Saturday, April 10, 2010
Picasso in The Metropolitan Museum of Art, a landmark exhibition of 300 works by Pablo Picasso (Spanish, 1881-1973), will provide an unprecedented opportunity to see one of the most important collections in the world of the artist's work. On view at The Metropolitan Museum of Art from April 27 through August 1, 2010, this is the first exhibition to focus exclusively on the remarkable array of works by Picasso in the Met's collection. The exhibition will reveal the Museum's complete holdings of the artist's paintings, drawings, sculptures, and ceramics—never before seen in their entirety—as well as a significant number of his prints.
The exhibition encompasses the key subjects for which Picasso is so well known: the pensive harlequins of his Blue and Rose periods, the faceted figures and tabletop still lifes of his Cubist years, the monumental heads and classicizing bathers of the 1920s, the raging bulls and dreaming nudes of the 1930s, and the rakish musketeers of his final years. Picasso in The Metropolitan Museum of Art will feature 34 paintings, 58 drawings, a dozen sculptures and ceramics, and an extensive selection of prints (some 200 from a total of 400), all acquired by the Museum over the past 60 years. Importantly, the exhibition includes many works on paper by Picasso that have rarely, if ever, been exhibited before at the Metropolitan.
The exhibition is made possible by the Iris and B. Gerald Cantor Foundation.
The Metropolitan's collection reflects the full breadth of Picasso's multi-sided genius as it asserted itself over the course of his long and influential career. The works range in date from a dashing self-portrait of 1900 (Self-Portrait "Yo") by the 19-year-old Spaniard to the fanciful Standing Nude and Seated Musketeer (1968), created when the artist was 87.
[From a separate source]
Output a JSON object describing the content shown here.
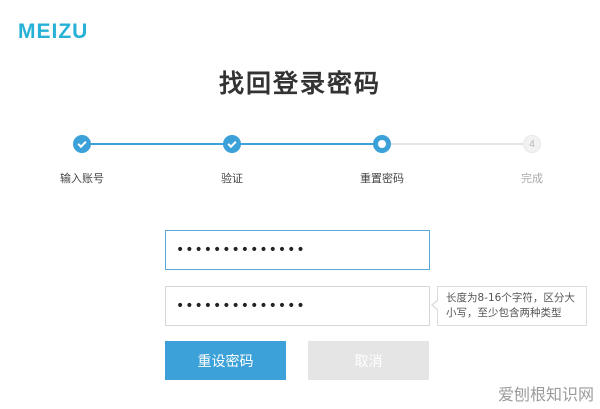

Picasso's iconic portrait of Gertrude Stein from 1906—a bequest of the writer herself in 1946—was the first painting by Picasso to be acquired by the Metropolitan. Over the next six decades, the holdings were shaped by a succession of purchases and gifts from more than 25 donors, among them other pioneering champions of modernism, such as Alfred Stieglitz and Scofield Thayer, and such illustrious collectors as Florene M. Schoenborn, Mr. and Mrs. Klaus G. Perls, and Jacques and Natasha Gelman.
The collection is notable for its remarkable constellation of early figure paintings, which also include: Seated Harlequin (1901), from the beginning of his Blue period; At the Lapin Agile (1905), in which the artist depicts himself dressed as a melancholy harlequin; and a self-portrait from 1906 that reflects Picasso's encounters with African and Iberian sculpture. Among the many other celebrated paintings in the exhibition are Woman in White (1923), The Dreamer (1932), and Dora Maar in an Armchair (1939).
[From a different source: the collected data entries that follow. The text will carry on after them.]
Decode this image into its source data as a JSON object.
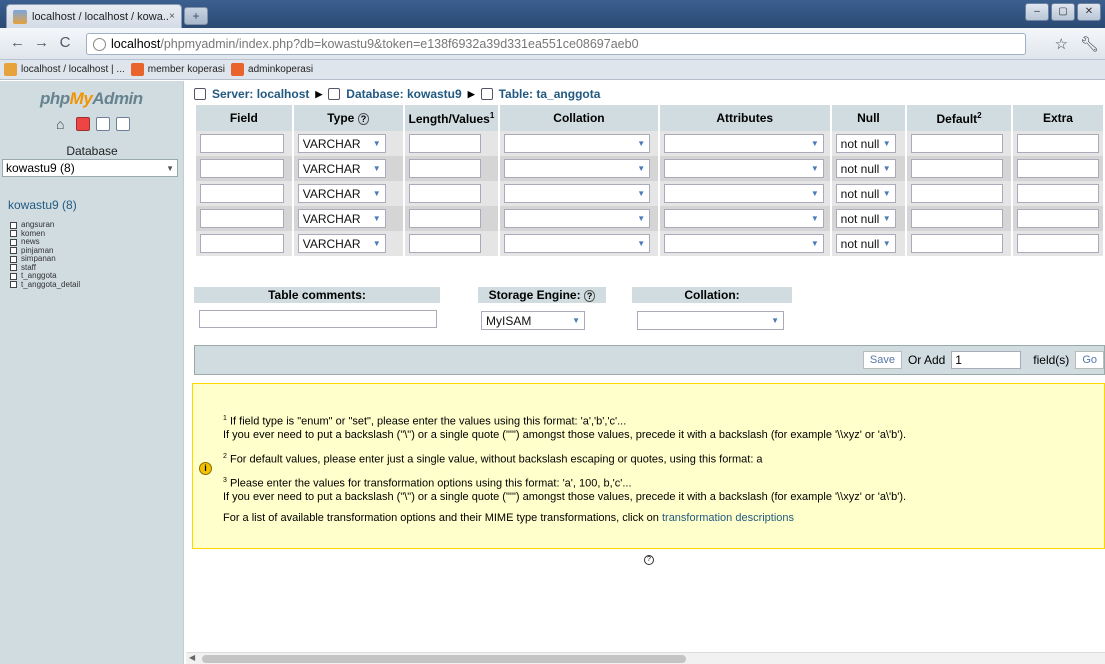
{
  "browser": {
    "tab_title": "localhost / localhost / kowa...",
    "tab_close": "×",
    "new_tab": "+",
    "window_controls": [
      "–",
      "▢",
      "✕"
    ],
    "url_host": "localhost",
    "url_path": "/phpmyadmin/index.php?db=kowastu9&token=e138f6932a39d331ea551ce08697aeb0",
    "bookmarks": [
      {
        "label": "localhost / localhost | ...",
        "color": "#e6a23c"
      },
      {
        "label": "member koperasi",
        "color": "#e8642c"
      },
      {
        "label": "adminkoperasi",
        "color": "#e8642c"
      }
    ]
  },
  "sidebar": {
    "logo_php": "php",
    "logo_my": "My",
    "logo_admin": "Admin",
    "database_label": "Database",
    "database_selected": "kowastu9 (8)",
    "db_title": "kowastu9",
    "db_count": " (8)",
    "tables": [
      "angsuran",
      "komen",
      "news",
      "pinjaman",
      "simpanan",
      "staff",
      "t_anggota",
      "t_anggota_detail"
    ]
  },
  "breadcrumb": {
    "server": "Server: localhost",
    "database": "Database: kowastu9",
    "table": "Table: ta_anggota",
    "sep": "▶"
  },
  "columns": {
    "field": "Field",
    "type": "Type",
    "length": "Length/Values",
    "length_sup": "1",
    "collation": "Collation",
    "attributes": "Attributes",
    "null": "Null",
    "default": "Default",
    "default_sup": "2",
    "extra": "Extra"
  },
  "rows": [
    {
      "type": "VARCHAR",
      "null": "not null"
    },
    {
      "type": "VARCHAR",
      "null": "not null"
    },
    {
      "type": "VARCHAR",
      "null": "not null"
    },
    {
      "type": "VARCHAR",
      "null": "not null"
    },
    {
      "type": "VARCHAR",
      "null": "not null"
    }
  ],
  "table_options": {
    "comments_label": "Table comments:",
    "engine_label": "Storage Engine:",
    "engine_value": "MyISAM",
    "collation_label": "Collation:"
  },
  "savebar": {
    "save": "Save",
    "or_add": "Or Add",
    "add_value": "1",
    "fields": "field(s)",
    "go": "Go"
  },
  "notice": {
    "n1_sup": "1",
    "n1_line1": "If field type is \"enum\" or \"set\", please enter the values using this format: 'a','b','c'...",
    "n1_line2": "If you ever need to put a backslash (\"\\\") or a single quote (\"'\") amongst those values, precede it with a backslash (for example '\\\\xyz' or 'a\\'b').",
    "n2_sup": "2",
    "n2_line1": "For default values, please enter just a single value, without backslash escaping or quotes, using this format: a",
    "n3_sup": "3",
    "n3_line1": "Please enter the values for transformation options using this format: 'a', 100, b,'c'...",
    "n3_line2": "If you ever need to put a backslash (\"\\\") or a single quote (\"'\") amongst those values, precede it with a backslash (for example '\\\\xyz' or 'a\\'b').",
    "n4_text": "For a list of available transformation options and their MIME type transformations, click on ",
    "n4_link": "transformation descriptions"
  }
}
The Metropolitan's collection of Picasso's works also stands apart for its exceptional cache of drawings, which remain relatively little known, despite their importance and number. Examples of the numerous compelling drawings in the exhibition are: Standing Female Nude (1910), one of the key works shown in Picasso's first U.S. exhibition, at Alfred Stieglitz's 291 gallery in 1911; a 1915 portrait of legendary art dealer Ambroise Vollard; and Head of a Woman (1922), a powerful chalk drawing from his Neoclassical period of the early 1920s. In addition, the exhibition features an extraordinary group of some 200 prints, including: The Frugal Repast (1904); Blind Minotaur Led by a Girl through the Night (1934); and a number of color Linoleum cuts from the 1950s and 1960s, such as Portrait of a Woman, after Lucas Cranach II (1958) and Bacchanalia with Kid and Spectator (1959).
In preparation for this exhibition, all of Picasso's works in the collection have been studied closely, and many have been conserved to reveal the artist's intentions or to restore their physical integrity. The exhibition will disclose a number of exciting discoveries made during the research and conservation process. X-rays and infrared reflectography of several Picasso canvases, such as La Coiffure (1906), have revealed paintings underneath paintings, bringing to light new information about the artist's working process. As part of the exhibition, there will be video displays that incorporate the Museum's recent research photographs to illustrate how Picasso revised his compositions, styles, and themes while re-working specific paintings.
Furthermore, Picasso's large Rose-period painting The Actor (1904-05), which is undergoing conservation after being damaged in the galleries in January, will be restored and featured in this exhibition. This major work inaugurated Picasso's shift from the Blue-period world of tattered beggars and blind musicians to the Rose-period imagery of acrobats dressed in costumes from the commedia dell'arte. Picasso painted The Actor on the back of a previously used canvas, after covering the earlier composition with heavy paint. The picture on the reverse appears to have been a Symbolist landscape, which could have been painted by Picasso or by another artist. The exhibition will provide more details on the history of this intriguing painting.